Liverpool maintain EPL lead in slim and tough fought Brighton win

Call it a blip. Or a dip. Or a slump. Or a wobble. It doesn't matter any more. Whatever it was, it's over. Beaten in the Premier League by Manchester City and knocked out of the FA Cup by Wolves in the last nine days, Liverpool ground out a dour win on the south coast against a well-organised Brighton team who had not lost in four games.

It wasn't pretty and it wasn't fluent but it doesn't matter. All that mattered was that Liverpool proved they weren't going to weak at the knees at the first sign of adversity. All that mattered was that they rebounded. All that mattered was the three points.

'It's like when you fall from the horse,' Liverpool manager Jurgen Klopp said after the game. 'The best way to ride again is to get straight back on the horse. We didn't make a big fuss of it when we lost. I'm completely happy with the way we did it and now we have moved on.'

They are seven points clear at the top again now, at least until Spurs play Manchester United on Sunday afternoon and City face Wolves at the Etihad on Monday evening. If any of their pursuers were expecting a Liverpool collapse, the victory at the Amex will have cooled their ardour.

Klopp's side was far from its best but his players dealt with the pressure well. They knew it was vital to avoid dropping more points as City watched for more signs of vulnerability and they did the job. It wasn't an exhibition of flowing football but Klopp didn't care.

'We are not the Harlem Globetrotters,' he said. 'We have to deliver results. It was not easy because Brighton are doing very well.'

The 1-0 victory was won with a penalty from Mo Salah after he had bamboozled Pascal Gross in the area early in the second half and been pulled down but it was built on another titanic display by Virgil van Dijk, who was described by Mats Hummels before the game as the best defender in the world. 'It's nice when these guys compliment each other,' Klopp said. 'That's cool.'

Van Dijk's command in the air and his composure on the floor was the foundation of Liverpool's win even though the Brighton fans preferred to give the credit to referee Kevin Friend for his award of the penalty and a perceived bias towards the league leaders. 'One-nil to the referee,' they sang towards the end but Liverpool didn't mind. The ship has been steadied.

Before the game, Klopp had reacted with amusement to talk of a crisis because his team had suffered two successive defeats. Until the turn of the year, he pointed out, people had been telling him Liverpool had built an unassailable lead in the league.

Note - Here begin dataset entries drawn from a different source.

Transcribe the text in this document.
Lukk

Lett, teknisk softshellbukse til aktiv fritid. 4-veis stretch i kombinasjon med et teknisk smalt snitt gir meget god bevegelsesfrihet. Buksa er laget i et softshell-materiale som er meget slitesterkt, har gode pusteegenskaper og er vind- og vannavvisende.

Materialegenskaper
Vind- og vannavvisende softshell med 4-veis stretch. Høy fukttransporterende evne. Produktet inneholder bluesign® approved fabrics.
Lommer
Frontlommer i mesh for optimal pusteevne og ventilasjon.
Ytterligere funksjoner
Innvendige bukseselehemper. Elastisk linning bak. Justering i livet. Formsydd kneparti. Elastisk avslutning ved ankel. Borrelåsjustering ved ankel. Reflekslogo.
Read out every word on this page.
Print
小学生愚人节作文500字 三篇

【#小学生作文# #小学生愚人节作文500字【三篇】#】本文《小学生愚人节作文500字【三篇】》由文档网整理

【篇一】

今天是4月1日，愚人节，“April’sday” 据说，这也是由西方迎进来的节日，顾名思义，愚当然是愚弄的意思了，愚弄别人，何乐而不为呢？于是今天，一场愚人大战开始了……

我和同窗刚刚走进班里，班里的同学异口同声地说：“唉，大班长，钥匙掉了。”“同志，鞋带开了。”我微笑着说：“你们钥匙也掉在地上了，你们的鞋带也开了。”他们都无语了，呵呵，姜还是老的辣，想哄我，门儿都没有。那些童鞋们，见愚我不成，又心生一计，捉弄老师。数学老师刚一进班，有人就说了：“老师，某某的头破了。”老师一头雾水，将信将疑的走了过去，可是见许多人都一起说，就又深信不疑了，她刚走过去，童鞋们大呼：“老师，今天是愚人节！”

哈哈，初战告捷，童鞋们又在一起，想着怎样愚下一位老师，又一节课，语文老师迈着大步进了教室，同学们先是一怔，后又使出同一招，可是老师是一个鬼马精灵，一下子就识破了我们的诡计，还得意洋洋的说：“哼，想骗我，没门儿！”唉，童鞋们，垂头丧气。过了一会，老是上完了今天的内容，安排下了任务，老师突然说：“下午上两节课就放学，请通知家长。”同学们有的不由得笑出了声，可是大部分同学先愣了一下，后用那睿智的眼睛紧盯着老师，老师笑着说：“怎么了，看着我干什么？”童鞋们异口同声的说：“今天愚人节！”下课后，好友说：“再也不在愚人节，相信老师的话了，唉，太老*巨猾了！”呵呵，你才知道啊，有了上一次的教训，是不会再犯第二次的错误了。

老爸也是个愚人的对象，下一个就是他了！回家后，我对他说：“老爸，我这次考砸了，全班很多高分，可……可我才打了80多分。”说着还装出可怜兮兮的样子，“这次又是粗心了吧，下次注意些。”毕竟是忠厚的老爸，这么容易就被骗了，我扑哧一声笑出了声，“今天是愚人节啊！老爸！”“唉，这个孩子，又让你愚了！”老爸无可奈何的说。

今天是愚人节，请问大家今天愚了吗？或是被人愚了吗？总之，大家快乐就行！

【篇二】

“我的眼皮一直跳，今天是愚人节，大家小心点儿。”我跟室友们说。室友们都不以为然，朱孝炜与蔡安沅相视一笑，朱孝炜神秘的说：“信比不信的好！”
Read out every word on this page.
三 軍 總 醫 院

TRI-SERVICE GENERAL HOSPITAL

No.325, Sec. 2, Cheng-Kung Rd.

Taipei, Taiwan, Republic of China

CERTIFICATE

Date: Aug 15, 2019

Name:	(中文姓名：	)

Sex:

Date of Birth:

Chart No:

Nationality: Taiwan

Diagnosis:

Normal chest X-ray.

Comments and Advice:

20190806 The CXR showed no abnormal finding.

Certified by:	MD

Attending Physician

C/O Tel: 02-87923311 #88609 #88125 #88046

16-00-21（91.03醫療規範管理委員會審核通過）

'Nothing happened,' Klopp said. 'Each team in the world can lose at Man City. So we spoke about why, what we did, what happened, what we could have done better – of course, but that's how we do it always. And then we moved on.'

Liverpool came close to opening the scoring in the 10th minute when Fabinho, playing as a makeshift centre half, spread a long pass wide to Andy Robertson on the Liverpool left. Robertson is one of the best crossers of the ball in the league and his curling pass was measured for Roberto Firmino to run on to, only for the Brazil forward to slice it wide from six yards out.

Brighton kept their opponents at bay until midway through the half when Liverpool's pressure almost told again. The move started, as many of Liverpool's had already done, with a perfectly judged chipped pass from Van Dijk to Robertson and the ball was worked across the face of the Brighton box to Trent Alexander-Arnold on the right.

There had been suggestions that Alexander-Arnold had sprained an ankle in the warm-up and that his participation in the game was in doubt but he showed few signs of discomfort as he turned inside Gaetan Bong and curled a left-foot cross into the box. Xherdan Shaqiri rose to meet it and glanced it towards David Button's right hand post but it flashed just wide.

It was a rare headed chance for either side. Much had been made before the game of the aerial dominance of both defences. Shane Duffy had made 91 headed clearances this season already before the game began, the most of any defender in the league. Van Dijk had won more aerial challenges than any defender in the league. It was no surprise that high balls into the box yielded little joy.

Liverpool began the second half with more conviction and Salah went close after a mistake from Dunk had ceded possession. It was a short reprieve. Four minutes after the interval, Mane played the ball into Salah in the box and he turned past Gross.

As Salah shaped to shoot, he was brought down from behind by Gross and Mr Friend pointed to the penalty spot. Salah's movement in the box is so sharp he has won a succession of penalties recently and when he stepped up to take it, he dispatched it confidently past Button, who guessed the right direction but was beaten by the pace of the ball. Brighton pressed for an equaliser as best they could but Liverpool were always able to keep them at arm's length.

'I thought we played well against the best team in the country,' Brighton manager Chris Hughton said. 'They are at the top of the table so that speaks for itself. They are in pole position and I think they are favourites.'

When the final whistle blew, Klopp turned to Salah, who had been substituted a minute earlier, and wrapped him in a bear hug. Liverpool have momentum again. The blip is over.